Publié le 1 février 2016 à 13h34 - Dernière mise à jour le 29 octobre 2022 à 13h44
Le débat sur les orientations budgétaires -qui vont signer la feuille de route de la nouvelle majorité en 2016- a mis en exergue un choix que la présidente (LR ) Martine Vassal qualifie de «courageux et ambitieux». La levée de bouclier de l’opposition (de gauche) sur des «économies» qu’elle considère «injustes» s’est traduite par des échanges courtois et constructifs.
C’est le rapporteur du budget Didier Réault qui présentera les grandes lignes de ces orientations budgétaires. Soulignant en prélude de son intervention que depuis la réforme de la taxe professionnelle, «le département ne dispose plus que d’un pouvoir fiscal réduit», limité à la fixation du taux de la taxe foncière sur les propriétés bâties (TFPB). Annonçant: «Et, on s’engage à ne pas augmenter les impôts». «En face, poursuit-il, si on n’augmente pas les impôts et que l’on nous ponctionne nos dotations, il faut faire des économies». Un choix des économies qui sera au cœur du débat.

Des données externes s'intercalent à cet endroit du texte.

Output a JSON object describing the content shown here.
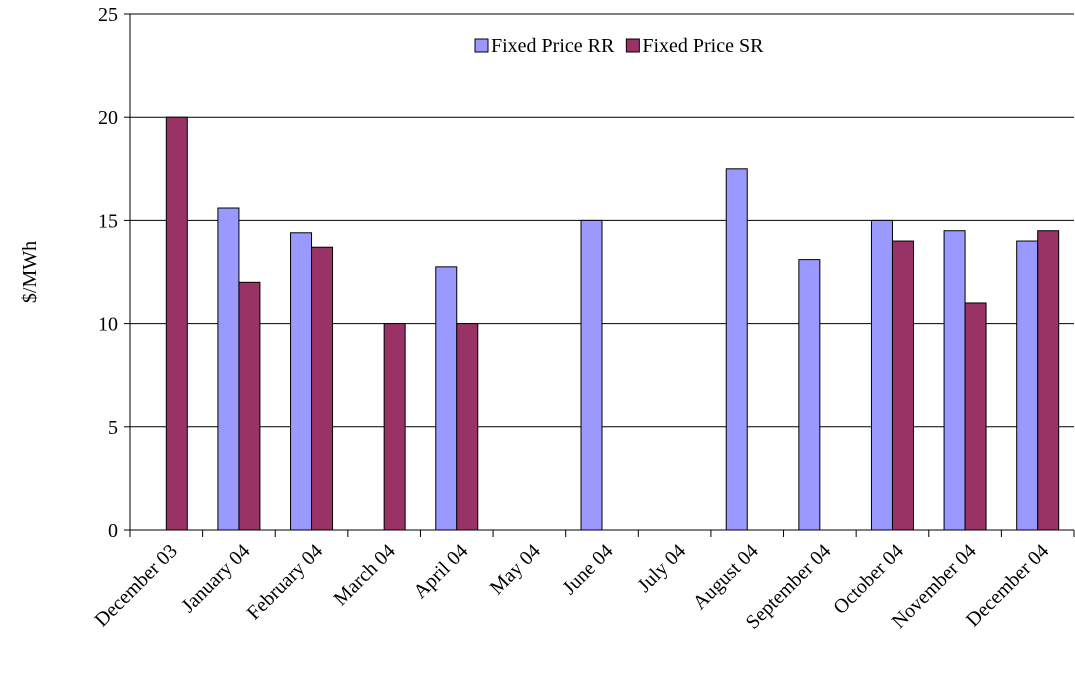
{
  "chart_data": {
    "type": "bar",
    "y_label": "$/MWh",
    "categories": [
      "December 03",
      "January 04",
      "February 04",
      "March 04",
      "April 04",
      "May 04",
      "June 04",
      "July 04",
      "August 04",
      "September 04",
      "October 04",
      "November 04",
      "December 04"
    ],
    "series": [
      {
        "name": "Fixed Price RR",
        "color": "#9999ff",
        "values": [
          null,
          15.6,
          14.4,
          null,
          12.75,
          null,
          15,
          null,
          17.5,
          13.1,
          15,
          14.5,
          14
        ]
      },
      {
        "name": "Fixed Price SR",
        "color": "#993366",
        "values": [
          20,
          12,
          13.7,
          10,
          10,
          null,
          null,
          null,
          null,
          null,
          14,
          11,
          14.5
        ]
      }
    ],
    "ylim": [
      0,
      25
    ],
    "yticks": [
      0,
      5,
      10,
      15,
      20,
      25
    ],
    "grid": true,
    "legend": "top"
  }
}
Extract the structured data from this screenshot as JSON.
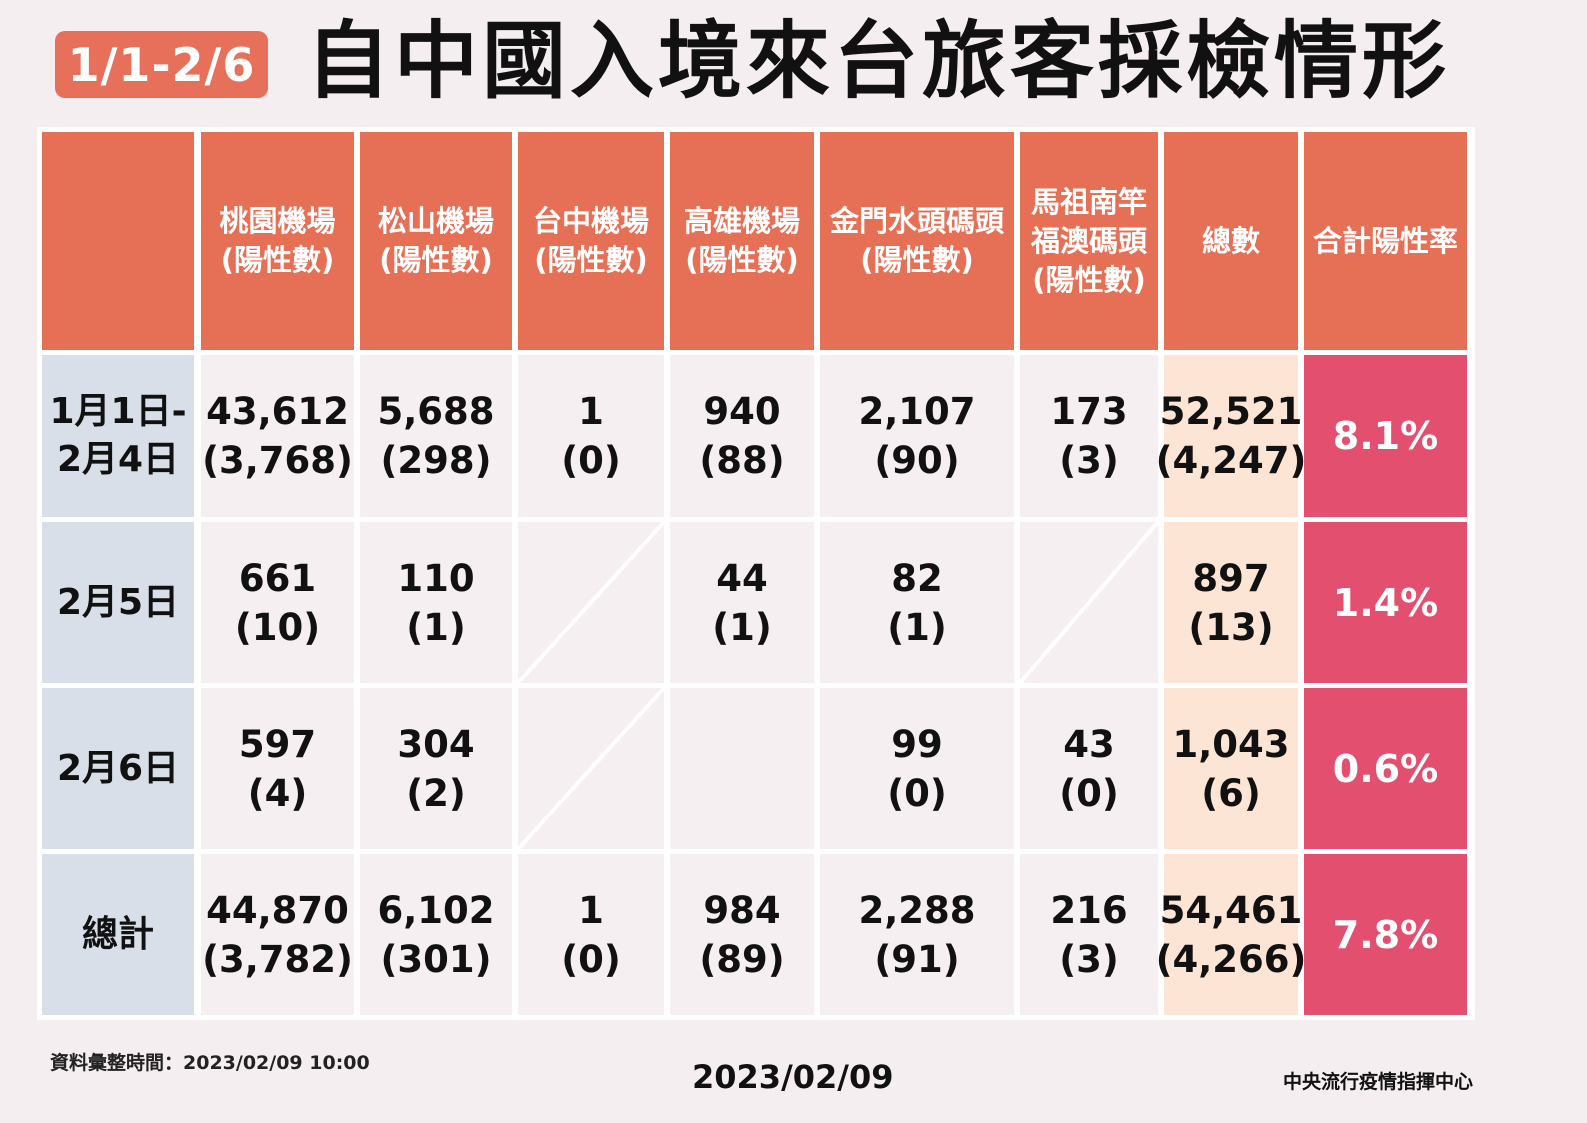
{
  "badge": "1/1-2/6",
  "title": "自中國入境來台旅客採檢情形",
  "chart_data": {
    "type": "table",
    "columns": [
      {
        "line1": "",
        "line2": "",
        "line3": ""
      },
      {
        "line1": "桃園機場",
        "line2": "(陽性數)",
        "line3": ""
      },
      {
        "line1": "松山機場",
        "line2": "(陽性數)",
        "line3": ""
      },
      {
        "line1": "台中機場",
        "line2": "(陽性數)",
        "line3": ""
      },
      {
        "line1": "高雄機場",
        "line2": "(陽性數)",
        "line3": ""
      },
      {
        "line1": "金門水頭碼頭",
        "line2": "(陽性數)",
        "line3": ""
      },
      {
        "line1": "馬祖南竿",
        "line2": "福澳碼頭",
        "line3": "(陽性數)"
      },
      {
        "line1": "總數",
        "line2": "",
        "line3": ""
      },
      {
        "line1": "合計陽性率",
        "line2": "",
        "line3": ""
      }
    ],
    "rows": [
      {
        "label1": "1月1日-",
        "label2": "2月4日",
        "cells": [
          {
            "value": "43,612",
            "positive": "(3,768)"
          },
          {
            "value": "5,688",
            "positive": "(298)"
          },
          {
            "value": "1",
            "positive": "(0)"
          },
          {
            "value": "940",
            "positive": "(88)"
          },
          {
            "value": "2,107",
            "positive": "(90)"
          },
          {
            "value": "173",
            "positive": "(3)"
          },
          {
            "value": "52,521",
            "positive": "(4,247)"
          }
        ],
        "rate": "8.1%"
      },
      {
        "label1": "2月5日",
        "label2": "",
        "cells": [
          {
            "value": "661",
            "positive": "(10)"
          },
          {
            "value": "110",
            "positive": "(1)"
          },
          {
            "value": "",
            "positive": "",
            "slash": true
          },
          {
            "value": "44",
            "positive": "(1)"
          },
          {
            "value": "82",
            "positive": "(1)"
          },
          {
            "value": "",
            "positive": "",
            "slash": true
          },
          {
            "value": "897",
            "positive": "(13)"
          }
        ],
        "rate": "1.4%"
      },
      {
        "label1": "2月6日",
        "label2": "",
        "cells": [
          {
            "value": "597",
            "positive": "(4)"
          },
          {
            "value": "304",
            "positive": "(2)"
          },
          {
            "value": "",
            "positive": "",
            "slash": true
          },
          {
            "value": "",
            "positive": ""
          },
          {
            "value": "99",
            "positive": "(0)"
          },
          {
            "value": "43",
            "positive": "(0)"
          },
          {
            "value": "1,043",
            "positive": "(6)"
          }
        ],
        "rate": "0.6%"
      },
      {
        "label1": "總計",
        "label2": "",
        "cells": [
          {
            "value": "44,870",
            "positive": "(3,782)"
          },
          {
            "value": "6,102",
            "positive": "(301)"
          },
          {
            "value": "1",
            "positive": "(0)"
          },
          {
            "value": "984",
            "positive": "(89)"
          },
          {
            "value": "2,288",
            "positive": "(91)"
          },
          {
            "value": "216",
            "positive": "(3)"
          },
          {
            "value": "54,461",
            "positive": "(4,266)"
          }
        ],
        "rate": "7.8%"
      }
    ]
  },
  "footer": {
    "data_time": "資料彙整時間：2023/02/09  10:00",
    "date": "2023/02/09",
    "agency": "中央流行疫情指揮中心"
  },
  "colors": {
    "header": "#e67055",
    "row_label": "#d9dfe8",
    "body": "#f5eff1",
    "total": "#fde5d6",
    "rate": "#e34f6e",
    "badge": "#e6705a"
  }
}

Il rappelle que la «situation économique nationale est très dégradée» et que «l’emploi impacte les politiques publiques». Évoque notamment la position de certains départements «qui se sont retrouvés dans l’impossibilité de payer le 12e mois aux allocataires». L’occasion de pointer les dépenses sociales obligatoires du département avec les trois allocations individuelles de solidarité (AIS) que sont le revenu de solidarité active (RSA), «avec un montant qui a progressé de 2%»; l’allocation personnalisée d’autonomie (APA) et la Prestation de compensation du handicap (PCH) «qui sont en hausse de près de 5%». Le nombre d’allocataires, après une forte croissance en 2014 est en retrait en 2015. Plus de 77 000 au mois de janvier 2015 , il était à la fin de l’année d’un peu plus de 75 000 «grâce à l’accroissement des contrôles et à une orientation favorisant le retour de l’emploi», indique l’élu en charge du budget. Les dépenses de personnels (environ 17% des charges) connaissent une progression d’environ 2,2M€ soit 0,7%. Ainsi pour faire face à ces augmentations incompressibles, les autres politiques publiques (environ 20% des charges) ont été réduites pour un total de 6M€. A l’intérieur, si certaines sont en baisse, d’autres progressent : transports (+3,6%), SDIS (+6,8%)… En ce qui concerne les dépenses d’investissement, «elles sont reconduites». Le rapport indique qu’en 2015 les dépenses d’investissements hors dette sont encore importantes. Celles-ci sont passées de 437,5M€ en 2012 à près de 490M€ en 2015. Cinq secteurs, l’aide aux communes (152M€), les routes (119M€), l’Éducation (72M€), les transports (40M€) et l’économie/ recherche (28M€) représente 85% de l’investissement. Pour financer les 490M€ de crédit de paiement d’investissement, le département a dégagé une épargne pour 60% des besoins et a eu recours à l’emprunt pour 40% .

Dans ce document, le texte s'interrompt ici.